The New Zealand police today confirmed that the death count in the horrific shootings has risen to 50 and that the primary suspect, identified as Australia-born Brenton Tarrant, was believed to be the lone gunman in the attack.
The attacker targeted immigrants during Friday prayers as he live-streamed the massacre.
"With a very heavy heart we share the news of loss of precious lives of our 5 nationals in ghastly terror attack in #Christchurch," the tweet read mentioning the names of those who died.
Along with information on the Indians who were killed in the attack, the high commission announced that the New Zealand immigration has set up a dedicated webpage to expedite visa for family members of the victims.
The 'India in New Zealand' Twitter account also shared round-the-clock helpline numbers for assistance in the time of grief.
The High Commission also stated on the microblogging site that they were setting up various initiatives such as a call for blood donors and a helpline and support volunteer group.
The Indian High Commission had yesterday tweeted that it has been pursuing with local authorities the whereabouts of nine Indians, including two persons of Indian origin (PIO) and that they are in regular touch with their families.
Hours later, Kerala Chief Minister Pinarayi Vijayan confirmed that a 25-year-old woman from Kerala, Ancy Ali, was among the victims of the Christchurch terror attack.
"Deeply shocked to learn that a Keralite is among the victims of Christchurch (New Zealand) terror attack.
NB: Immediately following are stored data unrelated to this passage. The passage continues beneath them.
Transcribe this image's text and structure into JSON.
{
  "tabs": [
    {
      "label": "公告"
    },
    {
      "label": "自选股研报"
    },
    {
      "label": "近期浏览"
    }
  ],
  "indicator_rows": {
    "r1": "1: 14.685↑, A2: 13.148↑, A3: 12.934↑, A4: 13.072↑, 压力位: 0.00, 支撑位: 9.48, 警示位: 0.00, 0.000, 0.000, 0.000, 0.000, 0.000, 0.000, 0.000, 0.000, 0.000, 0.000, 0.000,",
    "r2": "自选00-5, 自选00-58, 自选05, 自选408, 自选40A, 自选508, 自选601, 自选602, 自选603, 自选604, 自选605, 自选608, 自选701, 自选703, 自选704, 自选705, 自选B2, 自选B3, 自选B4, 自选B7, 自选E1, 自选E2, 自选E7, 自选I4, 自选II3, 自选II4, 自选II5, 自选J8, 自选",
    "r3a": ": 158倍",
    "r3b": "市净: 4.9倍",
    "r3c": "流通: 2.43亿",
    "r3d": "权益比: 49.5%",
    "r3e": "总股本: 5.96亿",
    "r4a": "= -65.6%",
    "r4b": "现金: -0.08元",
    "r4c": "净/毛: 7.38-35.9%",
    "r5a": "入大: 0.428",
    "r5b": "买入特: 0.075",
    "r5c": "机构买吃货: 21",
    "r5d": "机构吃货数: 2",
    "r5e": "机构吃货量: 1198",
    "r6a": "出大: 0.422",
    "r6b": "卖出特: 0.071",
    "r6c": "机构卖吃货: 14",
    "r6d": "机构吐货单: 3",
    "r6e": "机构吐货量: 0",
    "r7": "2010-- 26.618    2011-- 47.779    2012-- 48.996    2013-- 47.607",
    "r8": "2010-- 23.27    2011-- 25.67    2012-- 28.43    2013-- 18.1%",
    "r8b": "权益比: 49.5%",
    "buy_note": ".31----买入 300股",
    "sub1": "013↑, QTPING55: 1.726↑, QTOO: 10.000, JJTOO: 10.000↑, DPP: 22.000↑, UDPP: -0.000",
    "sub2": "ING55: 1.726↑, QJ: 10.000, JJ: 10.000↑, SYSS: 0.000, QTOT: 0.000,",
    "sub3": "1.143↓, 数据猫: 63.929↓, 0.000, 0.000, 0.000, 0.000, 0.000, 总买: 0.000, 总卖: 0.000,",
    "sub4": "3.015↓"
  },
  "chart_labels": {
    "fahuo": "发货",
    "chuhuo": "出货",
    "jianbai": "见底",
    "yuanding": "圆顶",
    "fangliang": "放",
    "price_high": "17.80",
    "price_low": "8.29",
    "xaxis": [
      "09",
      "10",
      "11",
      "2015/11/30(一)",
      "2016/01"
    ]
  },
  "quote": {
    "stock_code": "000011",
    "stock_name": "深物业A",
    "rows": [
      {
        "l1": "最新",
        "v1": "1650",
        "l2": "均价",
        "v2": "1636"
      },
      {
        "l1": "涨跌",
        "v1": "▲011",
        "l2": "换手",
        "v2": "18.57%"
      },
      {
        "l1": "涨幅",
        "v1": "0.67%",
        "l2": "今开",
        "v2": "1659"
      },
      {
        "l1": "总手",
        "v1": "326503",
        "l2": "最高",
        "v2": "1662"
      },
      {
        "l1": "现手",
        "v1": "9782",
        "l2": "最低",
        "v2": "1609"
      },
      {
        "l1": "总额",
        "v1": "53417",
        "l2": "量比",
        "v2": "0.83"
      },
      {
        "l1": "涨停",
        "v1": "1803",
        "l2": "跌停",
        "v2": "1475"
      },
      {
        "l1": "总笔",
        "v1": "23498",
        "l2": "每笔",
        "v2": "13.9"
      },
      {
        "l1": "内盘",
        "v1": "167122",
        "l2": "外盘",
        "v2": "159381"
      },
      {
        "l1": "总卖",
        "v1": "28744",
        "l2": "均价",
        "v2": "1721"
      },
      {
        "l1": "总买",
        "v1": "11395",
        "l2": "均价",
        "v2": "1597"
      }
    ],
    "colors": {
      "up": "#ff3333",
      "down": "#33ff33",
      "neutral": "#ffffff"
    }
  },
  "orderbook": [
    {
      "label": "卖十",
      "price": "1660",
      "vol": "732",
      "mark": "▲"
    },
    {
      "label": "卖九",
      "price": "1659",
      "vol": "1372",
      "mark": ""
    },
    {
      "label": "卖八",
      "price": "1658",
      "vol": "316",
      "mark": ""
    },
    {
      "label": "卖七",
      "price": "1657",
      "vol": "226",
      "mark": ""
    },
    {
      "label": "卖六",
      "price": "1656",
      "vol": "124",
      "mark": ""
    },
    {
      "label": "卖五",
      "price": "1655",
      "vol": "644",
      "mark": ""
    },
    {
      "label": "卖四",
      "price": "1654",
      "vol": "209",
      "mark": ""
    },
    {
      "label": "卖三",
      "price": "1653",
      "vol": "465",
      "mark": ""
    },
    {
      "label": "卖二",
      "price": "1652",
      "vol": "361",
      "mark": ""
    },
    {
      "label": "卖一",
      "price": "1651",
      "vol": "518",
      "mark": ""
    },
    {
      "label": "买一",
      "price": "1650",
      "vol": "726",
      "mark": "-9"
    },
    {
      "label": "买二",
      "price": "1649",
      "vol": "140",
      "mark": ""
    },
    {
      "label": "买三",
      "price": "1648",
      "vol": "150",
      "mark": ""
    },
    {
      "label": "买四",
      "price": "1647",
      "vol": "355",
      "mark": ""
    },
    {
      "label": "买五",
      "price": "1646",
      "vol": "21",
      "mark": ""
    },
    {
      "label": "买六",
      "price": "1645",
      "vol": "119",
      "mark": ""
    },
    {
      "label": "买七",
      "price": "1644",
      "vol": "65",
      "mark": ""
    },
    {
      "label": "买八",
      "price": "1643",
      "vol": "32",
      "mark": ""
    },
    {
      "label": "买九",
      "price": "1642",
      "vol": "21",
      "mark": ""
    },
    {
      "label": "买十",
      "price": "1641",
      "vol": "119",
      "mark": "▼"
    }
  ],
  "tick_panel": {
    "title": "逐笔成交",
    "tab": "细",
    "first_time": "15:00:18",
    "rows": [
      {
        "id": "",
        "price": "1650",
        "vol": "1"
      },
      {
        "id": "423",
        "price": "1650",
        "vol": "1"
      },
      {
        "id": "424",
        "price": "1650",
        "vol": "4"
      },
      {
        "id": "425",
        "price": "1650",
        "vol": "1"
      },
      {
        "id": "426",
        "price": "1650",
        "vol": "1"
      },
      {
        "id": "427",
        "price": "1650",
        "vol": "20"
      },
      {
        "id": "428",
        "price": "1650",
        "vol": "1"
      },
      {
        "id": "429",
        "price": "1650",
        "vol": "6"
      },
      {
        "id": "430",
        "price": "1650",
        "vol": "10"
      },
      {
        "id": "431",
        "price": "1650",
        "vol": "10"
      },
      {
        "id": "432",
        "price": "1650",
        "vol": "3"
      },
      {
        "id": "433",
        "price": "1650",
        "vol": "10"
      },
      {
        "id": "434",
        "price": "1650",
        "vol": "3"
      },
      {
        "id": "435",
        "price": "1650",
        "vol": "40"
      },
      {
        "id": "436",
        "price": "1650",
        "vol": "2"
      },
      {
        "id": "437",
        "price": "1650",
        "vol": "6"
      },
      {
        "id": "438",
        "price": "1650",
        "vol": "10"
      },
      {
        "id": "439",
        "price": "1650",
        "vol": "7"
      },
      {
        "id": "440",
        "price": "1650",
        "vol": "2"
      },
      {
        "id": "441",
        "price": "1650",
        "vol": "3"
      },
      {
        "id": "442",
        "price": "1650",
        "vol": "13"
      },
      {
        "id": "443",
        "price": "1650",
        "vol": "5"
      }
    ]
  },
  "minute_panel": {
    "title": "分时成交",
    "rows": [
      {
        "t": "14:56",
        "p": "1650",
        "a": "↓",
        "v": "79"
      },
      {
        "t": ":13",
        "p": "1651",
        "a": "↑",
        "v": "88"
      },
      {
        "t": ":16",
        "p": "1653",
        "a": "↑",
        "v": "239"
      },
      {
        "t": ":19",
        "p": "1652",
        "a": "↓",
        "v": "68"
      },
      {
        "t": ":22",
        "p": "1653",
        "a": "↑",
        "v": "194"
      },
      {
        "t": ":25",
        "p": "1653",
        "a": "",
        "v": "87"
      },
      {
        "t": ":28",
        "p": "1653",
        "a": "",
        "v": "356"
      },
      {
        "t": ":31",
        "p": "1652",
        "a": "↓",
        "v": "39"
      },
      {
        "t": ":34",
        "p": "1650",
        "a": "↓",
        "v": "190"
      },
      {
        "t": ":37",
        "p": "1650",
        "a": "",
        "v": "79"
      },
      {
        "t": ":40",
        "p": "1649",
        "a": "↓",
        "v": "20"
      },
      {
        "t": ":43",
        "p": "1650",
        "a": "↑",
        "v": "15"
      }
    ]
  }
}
We are following up with the embassy through Norka Roots. Our thoughts are with the affected family," Kerala Chief Minister Pinarayi Vijayan said.
Family members of Farhaj Ahsan, one of the Indian-origin people shot in the New Zealand mosques massacre, have also confirmed to news agency IANS that he died in the attack.
Soon after the attack, Prime Minister Narendra Modi had written to New Zealand PM Jacinda Ardern expressing his solidarity and said, hatred and violence have no place in diverse and democratic societies.
28-year-old Brenton Harrison Tarrant, a suspected white supremacist, had written a "manifesto" before carrying out the attack, denouncing immigrants as "invaders". The manifesto talks about an invasion from India, along with China and Turkey. Tarrant also describes these countries as "potential nation enemies in the East", the local media reported.
About 200,000 Indian and Indian-origin people live in New Zealand. Over 30,000 of them are students, according to the Indian High Commission's data available on its website.